Hi, To remove doubt, I tested with whisper instead of _whispertimestamped and it works with the URL below.

It works with whisper module !!!

    url = 'http://commondatastorage.googleapis.com/gtv-videos-bucket/sample/WhatCarCanYouGetForAGrand.mp4'
    result = subprocess.Popen(['whisper', url, '--model', 'tiny.en', '--language', 'en', '--device', device, '--fp16', str(settings.GPU), '--no_speech_threshold', str(no_speech_threshold), '--verbose', str(False)], text=True)
result.wait()

    if result.returncode == 0:
        print('The process completed successfully.')
    else:
        print('The process returned an error with the code: ', process.returncode)

It doesn't work with whisper_timestamped module

    url = 'http://commondatastorage.googleapis.com/gtv-videos-bucket/sample/WhatCarCanYouGetForAGrand.mp4'
    result = subprocess.Popen(['whisper_timestamped', url, '--model', 'tiny.en', '--language', 'en', '--device', device, '--fp16', str(settings.GPU), '--no_speech_threshold', str(no_speech_threshold), '--verbose', str(False)], text=True)
result.wait()

    if result.returncode == 0:
        print('The process completed successfully.')
    else:
        print('The process returned an error with the code: ', process.returncode)

I suspect something is not closed properly

Than you very much for your help. Best regards, David

dchapelet commented 1 year ago

Hi, Thank you for your help, I hotfix my code.

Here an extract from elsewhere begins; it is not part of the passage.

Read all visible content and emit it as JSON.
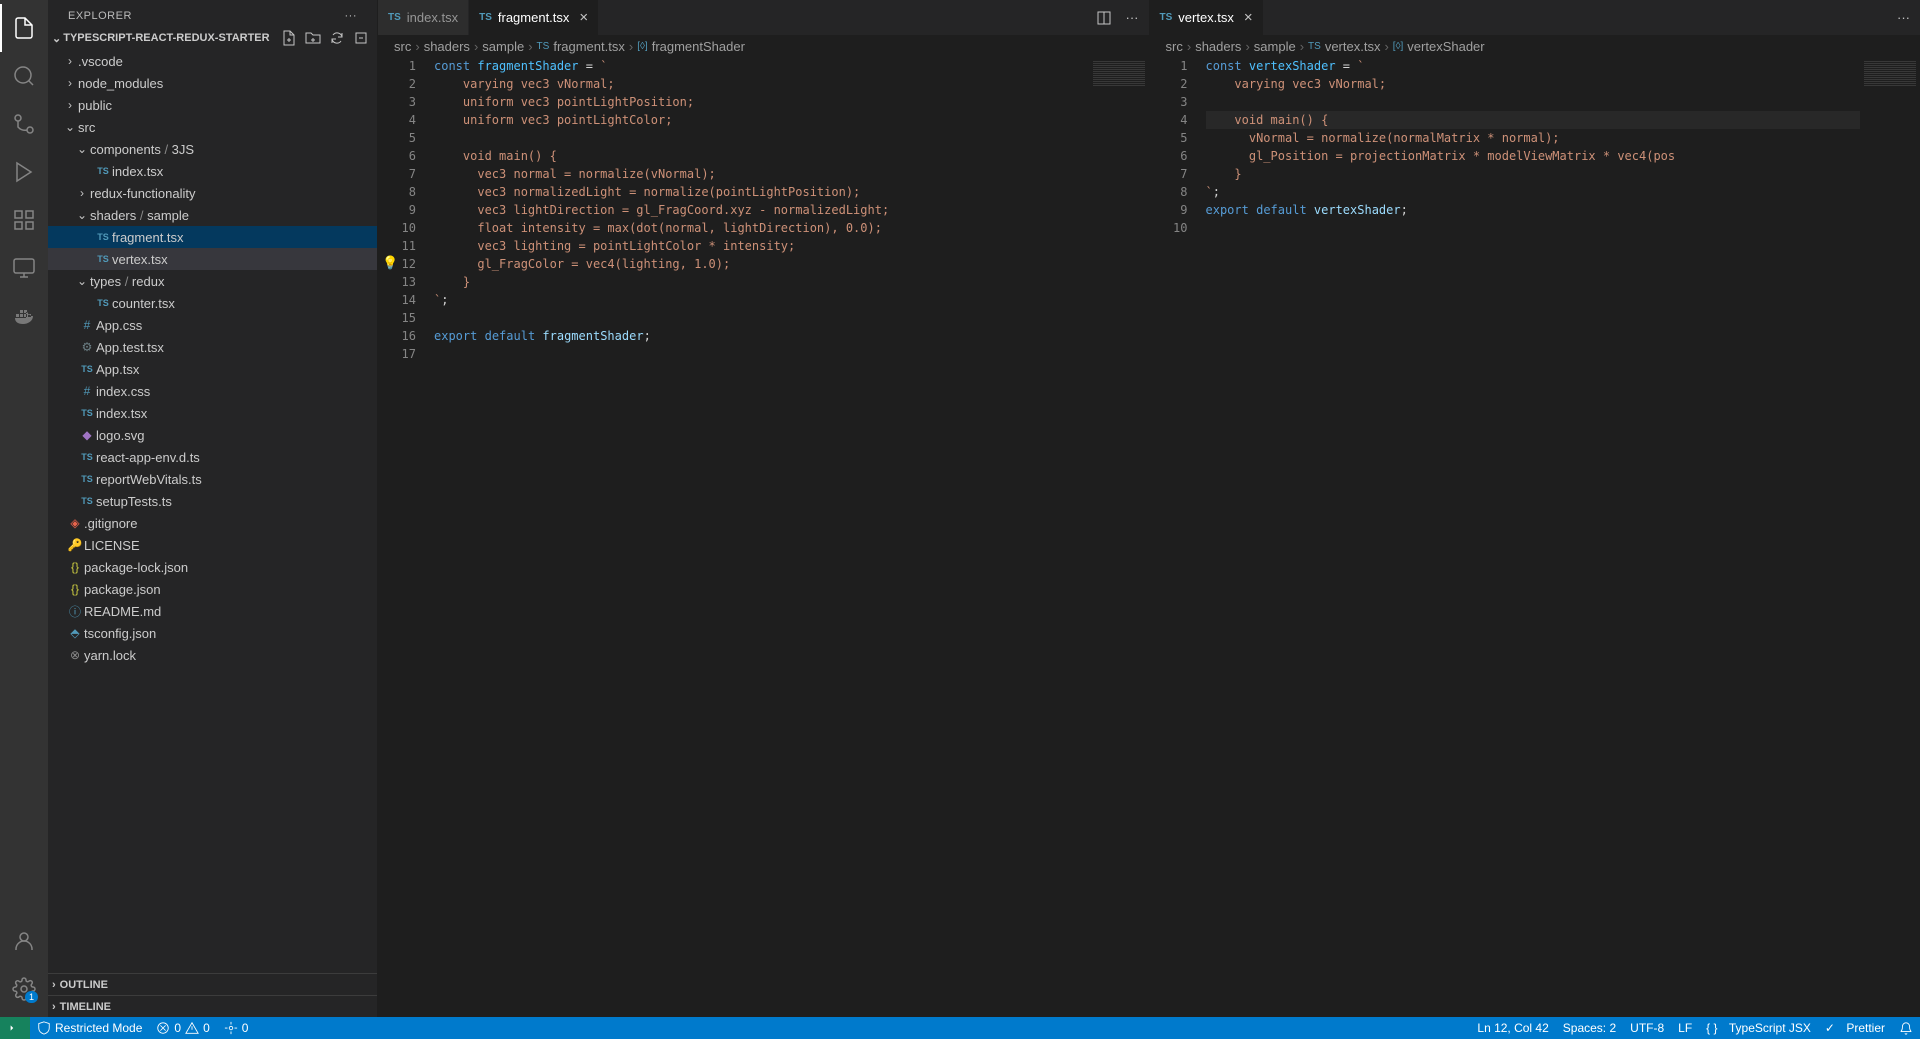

I was waiting for stdout and stderr and p.Poll() was waiting for something from stdout because I was only reading from stderr. To fix, I redirected the stderr to stdout.

BEFORE :

p = subprocess.Popen(['whisper_timestamped', url, '--model', 'tiny.en', '--language', 'en', '--device', device, '--fp16', str(settings.GPU), '--no_speech_threshold', str(no_speech_threshold), '--detect_disfluencies', str(True), '--vad', str(True), '--verbose', str(False)], text=True, stdout=subprocess.PIPE, stderr=subprocess.PIPE)
while p.poll() is None:
        line = p.stderr.readline()

AFTER :

p = subprocess.Popen(['whisper_timestamped', url, '--model', 'tiny.en', '--language', 'en', '--device', device, '--fp16', str(settings.GPU), '--no_speech_threshold', str(no_speech_threshold), '--detect_disfluencies', str(True), '--vad', str(True), '--verbose', str(False)], text=True, stdout=subprocess.PIPE, stderr=subprocess.STDOUT)
while p.poll() is None:
        line = p.stdout.readline()

Now everything works perfectly. Best regards, David

Jeronymous commented 1 year ago

Perfect. Well done, and thanks for the feedback.